Opinion Column

Vancouver's official bird set to be unveiled Thursday

By Steve Burgess

A Northern Flicker hunts for food. (Codie McLachlan/Postmedia Network/Files)

A Northern Flicker hunts for food. (Codie McLachlan/Postmedia Network/Files)

The winner of this year's Official Vancouver City Bird vote will be announced Thursday at the Vancouver Library. Anna’s Hummingbird, the Northern Flicker, the Varied Thrush, and the Spotted Towhee are this year's candidates.

Campaigns are always nasty affairs, and each of these birds entered the election with political baggage. The Varied Thrush belongs to the family of birds called Turdidae, which is a stupid name. The Spotted Towhee has a name that looks like a typo and rarely survives autocorrect. The Northern Flicker is really a woodpecker but has adopted a misleading name for some suspicious reason, and doesn't look anything like Woody, who would at least be a star candidate. As for Anna's Hummingbird, it is named after Anne d'Essling, a Frenchwoman who was the chief courtier to the last Empress of France, Eugenie, the wife of Emperor Napoleon III, a copycat Napoleon who was nowhere near as great as Napoleon Bonaparte and frankly barely makes a list of Top Three Napoleons. Who wants an official bird named after the chief stooge of the wife of a third-rate Napoleon? If we're going to have an official bird named after a famous person, why not Russell Crowe? Or Dean Martin? Maybe Florence Nightingale?

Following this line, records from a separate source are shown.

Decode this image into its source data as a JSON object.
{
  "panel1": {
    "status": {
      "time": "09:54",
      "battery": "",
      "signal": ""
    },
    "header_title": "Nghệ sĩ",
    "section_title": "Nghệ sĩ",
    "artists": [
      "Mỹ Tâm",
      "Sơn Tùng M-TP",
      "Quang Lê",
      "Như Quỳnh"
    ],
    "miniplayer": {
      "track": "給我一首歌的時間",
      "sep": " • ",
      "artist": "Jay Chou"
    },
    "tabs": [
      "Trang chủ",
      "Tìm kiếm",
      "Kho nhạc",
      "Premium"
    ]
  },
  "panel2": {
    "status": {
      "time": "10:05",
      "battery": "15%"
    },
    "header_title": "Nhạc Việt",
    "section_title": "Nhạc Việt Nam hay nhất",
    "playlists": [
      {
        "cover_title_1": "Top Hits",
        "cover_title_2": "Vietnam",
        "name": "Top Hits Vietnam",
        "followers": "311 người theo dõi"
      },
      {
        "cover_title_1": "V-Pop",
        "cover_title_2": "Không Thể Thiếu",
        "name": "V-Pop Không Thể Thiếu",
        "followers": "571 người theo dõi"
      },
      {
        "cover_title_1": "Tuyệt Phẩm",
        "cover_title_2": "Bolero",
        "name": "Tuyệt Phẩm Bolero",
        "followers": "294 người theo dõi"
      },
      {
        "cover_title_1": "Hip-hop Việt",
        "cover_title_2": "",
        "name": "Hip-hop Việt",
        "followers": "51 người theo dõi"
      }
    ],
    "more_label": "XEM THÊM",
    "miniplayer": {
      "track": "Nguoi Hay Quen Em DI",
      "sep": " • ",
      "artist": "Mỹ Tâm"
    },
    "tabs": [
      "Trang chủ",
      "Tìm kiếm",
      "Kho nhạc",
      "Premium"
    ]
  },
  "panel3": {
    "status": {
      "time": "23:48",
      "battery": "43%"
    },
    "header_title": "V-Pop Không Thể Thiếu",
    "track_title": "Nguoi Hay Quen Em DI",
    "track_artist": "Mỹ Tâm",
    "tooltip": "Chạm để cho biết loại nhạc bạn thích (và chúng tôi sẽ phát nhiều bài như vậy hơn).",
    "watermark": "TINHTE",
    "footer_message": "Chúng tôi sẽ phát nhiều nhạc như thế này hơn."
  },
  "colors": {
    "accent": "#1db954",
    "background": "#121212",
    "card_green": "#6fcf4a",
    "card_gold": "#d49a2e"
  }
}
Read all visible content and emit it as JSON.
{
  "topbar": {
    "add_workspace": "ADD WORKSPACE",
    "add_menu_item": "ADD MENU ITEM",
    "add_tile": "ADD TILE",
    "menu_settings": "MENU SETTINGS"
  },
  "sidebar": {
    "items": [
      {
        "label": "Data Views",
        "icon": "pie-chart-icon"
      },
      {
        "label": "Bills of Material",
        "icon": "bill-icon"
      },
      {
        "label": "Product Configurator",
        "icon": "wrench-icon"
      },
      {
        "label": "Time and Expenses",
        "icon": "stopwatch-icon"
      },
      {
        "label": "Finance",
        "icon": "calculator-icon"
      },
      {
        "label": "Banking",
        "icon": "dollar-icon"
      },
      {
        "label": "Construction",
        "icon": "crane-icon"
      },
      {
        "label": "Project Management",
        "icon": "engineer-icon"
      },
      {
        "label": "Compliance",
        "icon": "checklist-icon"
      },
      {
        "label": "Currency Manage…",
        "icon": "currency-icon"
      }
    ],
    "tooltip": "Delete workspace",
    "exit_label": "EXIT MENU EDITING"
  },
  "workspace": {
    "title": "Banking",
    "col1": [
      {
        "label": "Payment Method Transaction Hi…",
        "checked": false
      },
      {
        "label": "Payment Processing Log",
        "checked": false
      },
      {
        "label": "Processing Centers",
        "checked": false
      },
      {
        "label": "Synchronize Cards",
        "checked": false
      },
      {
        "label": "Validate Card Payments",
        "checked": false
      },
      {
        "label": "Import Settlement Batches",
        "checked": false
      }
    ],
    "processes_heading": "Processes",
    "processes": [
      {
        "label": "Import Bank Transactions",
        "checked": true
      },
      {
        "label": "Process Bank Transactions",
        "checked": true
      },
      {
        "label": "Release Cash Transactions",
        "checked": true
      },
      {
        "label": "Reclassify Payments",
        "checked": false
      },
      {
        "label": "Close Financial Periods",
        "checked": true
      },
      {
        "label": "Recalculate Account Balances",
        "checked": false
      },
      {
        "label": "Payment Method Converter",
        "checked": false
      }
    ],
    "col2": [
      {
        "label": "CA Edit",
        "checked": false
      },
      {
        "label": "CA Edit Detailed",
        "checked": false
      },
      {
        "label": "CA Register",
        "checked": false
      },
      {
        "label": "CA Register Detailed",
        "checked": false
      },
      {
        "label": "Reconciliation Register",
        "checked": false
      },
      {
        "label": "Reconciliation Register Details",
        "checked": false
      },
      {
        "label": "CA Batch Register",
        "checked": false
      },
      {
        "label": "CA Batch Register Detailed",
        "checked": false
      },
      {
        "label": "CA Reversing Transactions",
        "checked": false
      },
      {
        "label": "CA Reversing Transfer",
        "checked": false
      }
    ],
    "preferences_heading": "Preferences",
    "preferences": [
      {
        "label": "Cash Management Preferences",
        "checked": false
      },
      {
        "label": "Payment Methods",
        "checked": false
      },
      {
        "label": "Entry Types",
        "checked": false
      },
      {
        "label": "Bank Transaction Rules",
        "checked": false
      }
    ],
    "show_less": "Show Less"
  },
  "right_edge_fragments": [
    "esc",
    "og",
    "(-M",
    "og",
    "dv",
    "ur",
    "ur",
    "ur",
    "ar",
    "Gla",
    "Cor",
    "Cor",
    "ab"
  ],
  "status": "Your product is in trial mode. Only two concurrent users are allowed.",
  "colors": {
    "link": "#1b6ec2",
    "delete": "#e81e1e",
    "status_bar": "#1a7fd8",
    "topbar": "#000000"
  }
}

We are not even sure there will be a clear winner. What if recounts are requested? Might we see a bird coalition? Spotted Towhee and Varied Thrush are members of closely related bird families and could be seen as natural coalition partners. But there is no telling how these things will play out.

Just look at Andrew Weaver and the Green Party. After gaining three seats and a possible balance of power position in the provincial election, many observers believed the Greens would be natural partners for the NDP in a coalition government. But as we await two judicial recounts and the tallying of absentee ballots next week, Weaver has been making some critical remarks that seem directed against John Horgan's party, leading some observers to believe he will instead throw his support to Christy Clark and the BC Liberals. Strange as it might seem for the Greens to support the party pushing LNG development, pipelines, and the Site C Dam project, the prospect is beginning to look more likely.

When the dealing is done we could end up with a Right-Wing Blackbird and Napoleon IV, in no particular order. It's been that kind of year.